Developing Key Management Standards

There are important company keys that should be assigned to the individual but are not as the key blanks are readily available to hardware stores and public key shops. These keys need to be readily available for issuance to persons having clearance but accounting for these keys on a personal level is not necessary. If issuance is recorded, it should be for the purpose of limiting persons from obtaining more than one copy of a certain key.

Examples of these keys might be keys that access groups of locks that are keyed alike. Some examples are: fire extinguisher cabinets, chain-link fences; company vehicles; fork-lifts; electrical switches; locker locks; etc.

Samples of these keys are kept in key cabinets and origination instructions are readily available as to speed up the issuance process.

Other types of keys are not assigned to individuals and require little or no clearance to have made. These types of keys are those readily available at hardware stores and public key shops.

Typical examples of these keys are those that secure office furniture that is often keyed-different, such as desks; lockers and file cabinets. It is difficult to predict what these types of keys might be, so keeping samples readily available is impractical. These types of keys are usually duplicated. If a key needs to be originated by code, standardized codebooks can be used.

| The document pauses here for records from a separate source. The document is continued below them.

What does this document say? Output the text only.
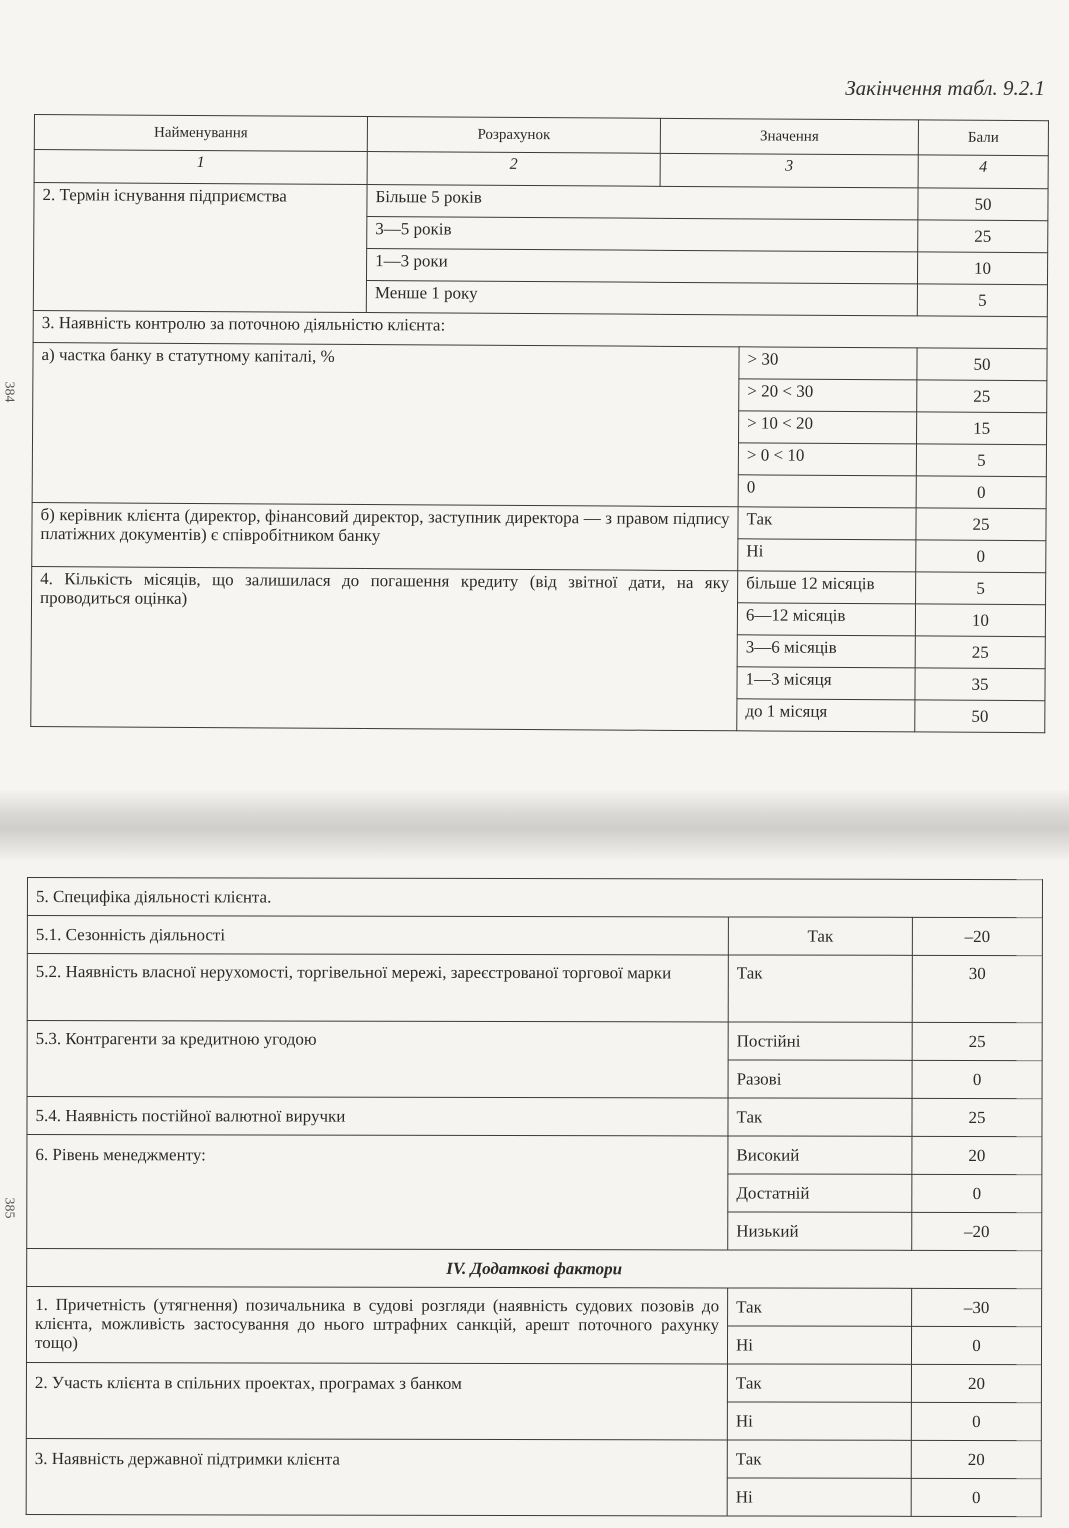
Закінчення табл. 9.2.1
384
385
Найменування	Розрахунок	Значення		Бали
1	2	3		4
2. Термін існування підприємства	Більше 5 років			50
	3—5 років			25
	1—3 роки			10
	Менше 1 року			5
3. Наявність контролю за поточною діяльністю клієнта:				
а) частка банку в статутному капіталі, %			> 30	50
			> 20 < 30	25
			> 10 < 20	15
			> 0 < 10	5
			0	0
б) керівник клієнта (директор, фінансовий директор, заступник директора — з правом підпису платіжних документів) є співробітником банку			Так	25
			Ні	0
4. Кількість місяців, що залишилася до погашення кредиту (від звітної дати, на яку проводиться оцінка)			більше 12 місяців	5
			6—12 місяців	10
			3—6 місяців	25
			1—3 місяця	35
			до 1 місяця	50
5. Специфіка діяльності клієнта.		
5.1. Сезонність діяльності	Так	–20
5.2. Наявність власної нерухомості, торгівельної мережі, зареєстрованої торгової марки	Так	30
5.3. Контрагенти за кредитною угодою	Постійні	25
	Разові	0
5.4. Наявність постійної валютної виручки	Так	25
6. Рівень менеджменту:	Високий	20
	Достатній	0
	Низький	–20
IV. Додаткові фактори		
1. Причетність (утягнення) позичальника в судові розгляди (наявність судових позовів до клієнта, можливість застосування до нього штрафних санкцій, арешт поточного рахунку тощо)	Так	–30
	Ні	0
2. Участь клієнта в спільних проектах, програмах з банком	Так	20
	Ні	0
3. Наявність державної підтримки клієнта	Так	20
	Ні	0
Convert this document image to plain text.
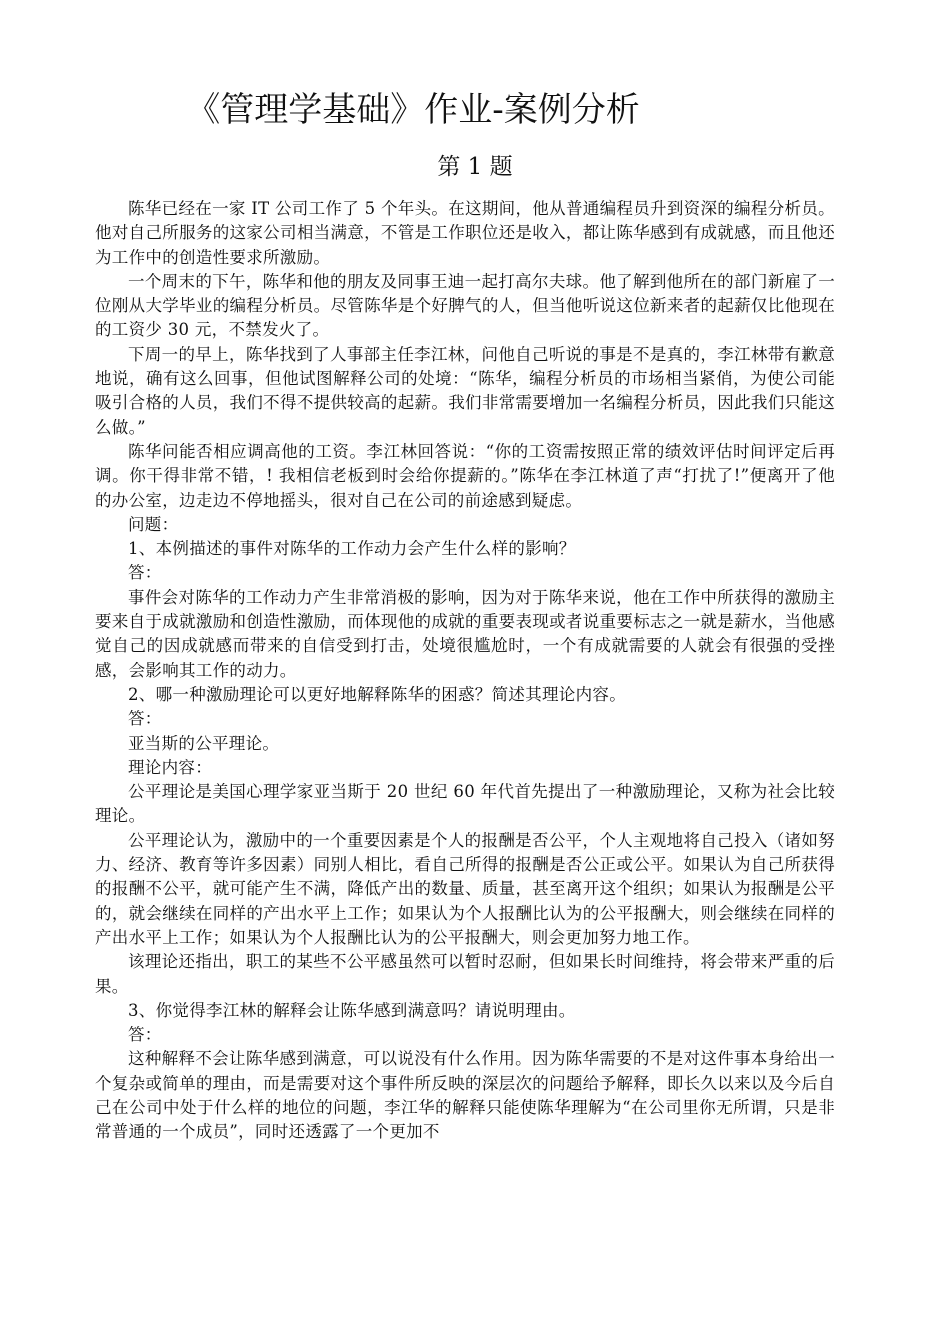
《管理学基础》作业-案例分析
第 1 题

陈华已经在一家 IT 公司工作了 5 个年头。在这期间，他从普通编程员升到资深的编程分析员。他对自己所服务的这家公司相当满意，不管是工作职位还是收入，都让陈华感到有成就感，而且他还为工作中的创造性要求所激励。

一个周末的下午，陈华和他的朋友及同事王迪一起打高尔夫球。他了解到他所在的部门新雇了一位刚从大学毕业的编程分析员。尽管陈华是个好脾气的人，但当他听说这位新来者的起薪仅比他现在的工资少 30 元，不禁发火了。

下周一的早上，陈华找到了人事部主任李江林，问他自己听说的事是不是真的，李江林带有歉意地说，确有这么回事，但他试图解释公司的处境：“陈华，编程分析员的市场相当紧俏，为使公司能吸引合格的人员，我们不得不提供较高的起薪。我们非常需要增加一名编程分析员，因此我们只能这么做。”

陈华问能否相应调高他的工资。李江林回答说：“你的工资需按照正常的绩效评估时间评定后再调。你干得非常不错，! 我相信老板到时会给你提薪的。”陈华在李江林道了声“打扰了!”便离开了他的办公室，边走边不停地摇头，很对自己在公司的前途感到疑虑。

问题：

1、本例描述的事件对陈华的工作动力会产生什么样的影响？

答：

事件会对陈华的工作动力产生非常消极的影响，因为对于陈华来说，他在工作中所获得的激励主要来自于成就激励和创造性激励，而体现他的成就的重要表现或者说重要标志之一就是薪水，当他感觉自己的因成就感而带来的自信受到打击，处境很尴尬时，一个有成就需要的人就会有很强的受挫感，会影响其工作的动力。

2、哪一种激励理论可以更好地解释陈华的困惑？简述其理论内容。

答：

亚当斯的公平理论。

理论内容：

公平理论是美国心理学家亚当斯于 20 世纪 60 年代首先提出了一种激励理论，又称为社会比较理论。

公平理论认为，激励中的一个重要因素是个人的报酬是否公平，个人主观地将自己投入（诸如努力、经济、教育等许多因素）同别人相比，看自己所得的报酬是否公正或公平。如果认为自己所获得的报酬不公平，就可能产生不满，降低产出的数量、质量，甚至离开这个组织；如果认为报酬是公平的，就会继续在同样的产出水平上工作；如果认为个人报酬比认为的公平报酬大，则会继续在同样的产出水平上工作；如果认为个人报酬比认为的公平报酬大，则会更加努力地工作。

该理论还指出，职工的某些不公平感虽然可以暂时忍耐，但如果长时间维持，将会带来严重的后果。

3、你觉得李江林的解释会让陈华感到满意吗？请说明理由。

答：

这种解释不会让陈华感到满意，可以说没有什么作用。因为陈华需要的不是对这件事本身给出一个复杂或简单的理由，而是需要对这个事件所反映的深层次的问题给予解释，即长久以来以及今后自己在公司中处于什么样的地位的问题，李江华的解释只能使陈华理解为“在公司里你无所谓，只是非常普通的一个成员”，同时还透露了一个更加不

There is a group of keys that can be produced (by the company locksmith) but policy dictates that keys in this group are never issued. Examples of these keys are: those that are marked “Do Not Duplicate” and have nothing to do with locks belonging to the company; private keys belonging to the requesting employee but have nothing to do with company business; keys established by management as “not to be issued.” A typical “not to be issued” key might be a padlock dedicated to “lock-out” a high-voltage switch. These padlocks are never master-keyed and once a key is issued, it is never duplicated.

Some keys may be assigned but cannot be produced. These might be high-security keys that can be procured by the locksmith from the lock manufacturer for issuance to other departments. The locks these keys operate are deliberately secured so that even the locksmiths cannot gain access. Examples of locks that feature these types of keys are: revenue vaults; fare-boxes; vending machines and certain safety interlocks.

Establish policies, procedures and forms

The company should establish clear policy regarding all aspects of key issuance and usage. The policy describes the types of keys that can be obtained, who may obtain them, and who can authorize the key issuance. The policy details how the employee is to treat the keys and when, if ever, to lend keys out. Guidelines govern how keys are to be distributed to non-employees doing company business and when a recipient needs to turn keys in. There should be expressed instructions to the locksmith regarding all aspects of key accountability.

Procedural details should spell out how to obtain a key and find the proper signature authority. Forms need to be standardized regarding key issuance, key transfer, key loss, and key return and readily available to all employees. Whenever possible, forms should be kept in a common network directory. Locksmiths who have access to E-mail should have the ability to E-mail forms to requestors.

A good effort when issuing a key can be wasted if there is no means to guarantee a key is returned when no longer needed. A means to do this is to attach a “bounty” on the key at the time of issuance. A small contract can be expressed on the key request. When signed, it binds the recipient to return keys or be charged a dollar amount. This is usually the best assurance available that the recipient will take care of the key and return it when done. Make sure the company cashier collects the “bounty.”

Locksmiths are not the key police

Many times, the “in-house” locksmiths are the only persons at their company who care about the integrity of the keys. Those companies rely on their in-house locksmiths to be the “keeper of the keys”.

This is flawed policy for many different reasons:

1. It often places the locksmith is an “us-and-them” type scenario where the locksmith is dictating terms to the management of other departments. What manager wants a subordinate telling him what to do?